O procurador-geral da República Augusto Aras concedeu entrevista a Pedro Bial. Ficou fácil notar que algo está errado. Depois de ouvir o personagem por incontáveis minutos, fica-se com uma dúvida incômoda:
Afinal, a entrevista foi mais constrangedora pelas perguntas que Aras teve de ouvir ou pelas respostas que ele não conseguiu oferecer?
As perguntas foram embaraçosas porque giraram em torno da suspeita de que há na chefia do Ministério Público Federal não um procurador, mas um acochambrador.
Indagou-se sobre o autoconvite de Bolsonaro e a recepção amistosa oferecida na Procuradoria a um presidente investigado, sobre a certeza do inquilino do Planalto de que o inquérito que o incomoda será arquivado, sobre a insinuação de que um arquivamento poderia render o prêmio de uma indicação para cobiçada poltrona no Supremo...
As respostas soaram incômodas até nos instantes em que o entrevistado se esforçou para passar firmeza. "Vou cumprir a Constituição, sou firme e duro", disse o procurador-geral a certa altura, sem se dar conta de que solidez é algo que se demonstra com atos, não com palavras.
Por ora, o que se viu além de gogó foram decisões fluidas e recuos.
Foi com fluidez que o procurador-geral revelou-se menos generoso do que a própria Advocacia-Geral da União ao recomendar ao Supremo que divulgasse quase nada do vídeo que expôs o strip-tease coletivo da reunião ministerial de 22 de abril.

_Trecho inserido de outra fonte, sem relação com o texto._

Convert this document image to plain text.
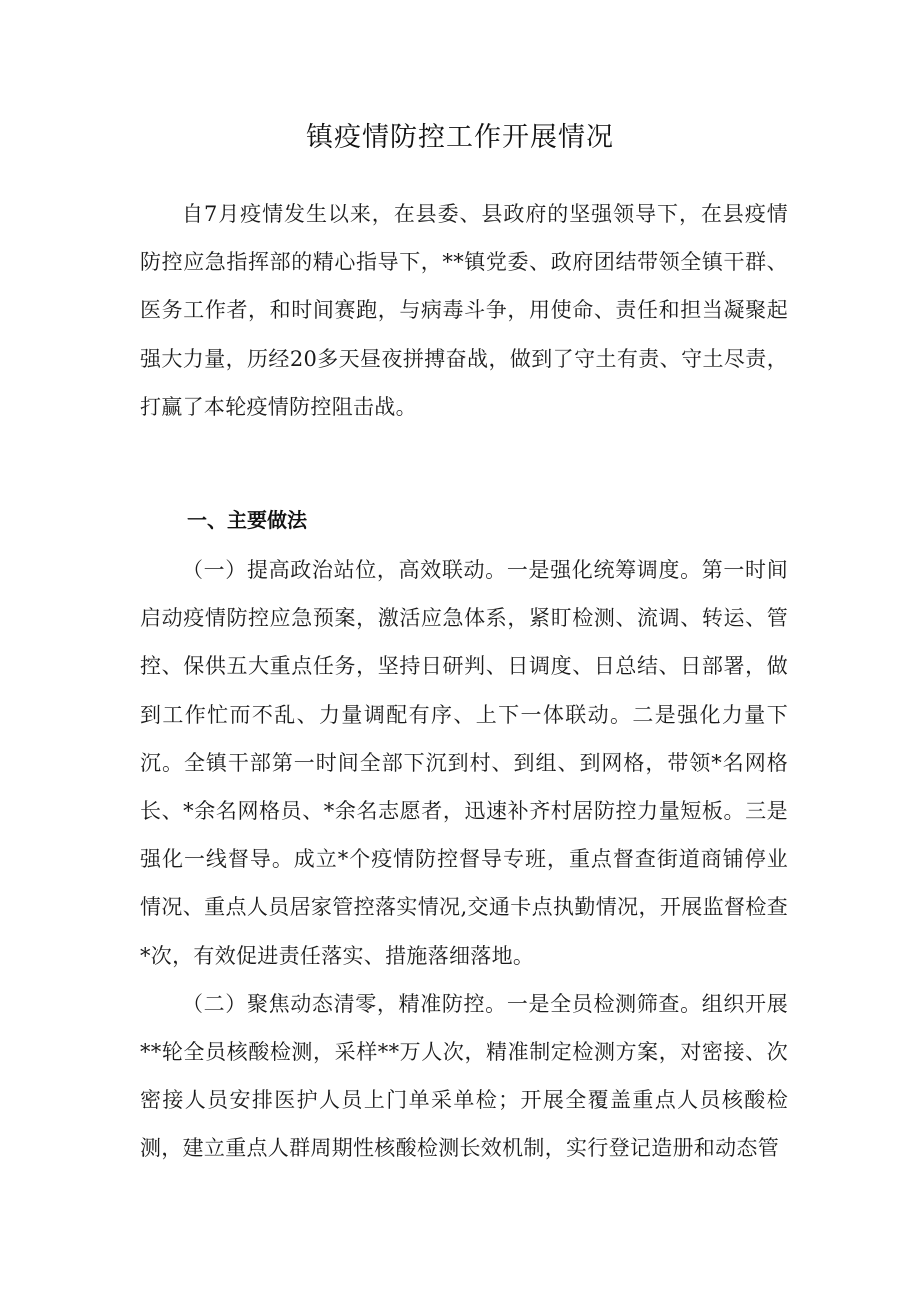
镇疫情防控工作开展情况

自7月疫情发生以来，在县委、县政府的坚强领导下，在县疫情防控应急指挥部的精心指导下，**镇党委、政府团结带领全镇干群、医务工作者，和时间赛跑，与病毒斗争，用使命、责任和担当凝聚起强大力量，历经20多天昼夜拼搏奋战，做到了守土有责、守土尽责，打赢了本轮疫情防控阻击战。

一、主要做法

（一）提高政治站位，高效联动。一是强化统筹调度。第一时间启动疫情防控应急预案，激活应急体系，紧盯检测、流调、转运、管控、保供五大重点任务，坚持日研判、日调度、日总结、日部署，做到工作忙而不乱、力量调配有序、上下一体联动。二是强化力量下沉。全镇干部第一时间全部下沉到村、到组、到网格，带领*名网格长、*余名网格员、*余名志愿者，迅速补齐村居防控力量短板。三是强化一线督导。成立*个疫情防控督导专班，重点督查街道商铺停业情况、重点人员居家管控落实情况,交通卡点执勤情况，开展监督检查*次，有效促进责任落实、措施落细落地。

（二）聚焦动态清零，精准防控。一是全员检测筛查。组织开展**轮全员核酸检测，采样**万人次，精准制定检测方案，对密接、次密接人员安排医护人员上门单采单检；开展全覆盖重点人员核酸检测，建立重点人群周期性核酸检测长效机制，实行登记造册和动态管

Foi com uma meia-volta que Aras pediu ao Supremo a suspensão do inquérito sobre fake news. O mesmo processo que ele já havia considerado constitucional, destoando da antecessora Raquel Dodge.
"Esqueceu de combinar comigo", afirmou Aras sobre a hipotética vaga no Supremo. Não percebeu que combinação é uma palavra que não orna com o vocabulário de um procurador. Não deve ser pronunciada nem como ironia.
"O presidente não comete nenhum ilícito por não usar a máscara", declarou o entrevistado noutro ponto, confundindo o papel de procurador-geral com o de Advogado-Geral da União.
Como se tudo isso fosse pouco, Aras ainda conseguiu colocar em dúvida algo que deveria ser indubitável. Insinuou durante a entrevista que as Forças Armadas podem atuar como instância moderadora quando "um Poder invade a competência de outro". Uma tese esdrúxula que foi esgrimida por Bolsonaro na fatídica reunião ministerial de 22 de abril.
Vale a pena ouvir o procurador-geral: "Quando o artigo 142 [da Constituição] estabelece que as Forças Armadas devem garantir o funcionamento dos Poderes constituídos, essa garantia é no limite da garantia de cada poder. Um poder que invade a competência de outro poder, em tese, não há de merecer a proteção desse garante da Constituição."
A manifestação de Aras causou arrepios no Supremo, cujos ministros vêm sendo tratados como inimigos pelo presidente. A má repercussão foi tão grande que o procurador-geral viu-se compelido a soltar uma nota oficial para explicar o que não deveria ter colocado em dúvida.
Esforçando-se para não ficar mal com o Planalto, Aras escreveu: "Os poderes são harmônicos e independentes entre si. Cada um deles há de praticar autocontenção para que não se venha a contribuir para uma crise institucional. As Forças Armadas existem para a defesa da pátria, para a garantia dos poderes constitucionais e, por iniciativa de quaisquer destes, para garantia da lei e da ordem, a fim de preservar a democracia brasileira."
A Procuradoria já conviveu com extremos inconvenientes. Teve procurador que ganhou fama de engavetador. Teve procurador que se autoproclamou flechador. O ideal seria que houvesse na Procuradoria o básico essencial: um procurador que exiba alguma disposição para procurar.
Até aqui, Aras pareceu mais propenso a crer do que a duvidar. Precisa demonstrar que sua firmeza e dureza vão além da retórica. A julgar pelo comportamento de Bolsonaro, não faltarão oportunidades.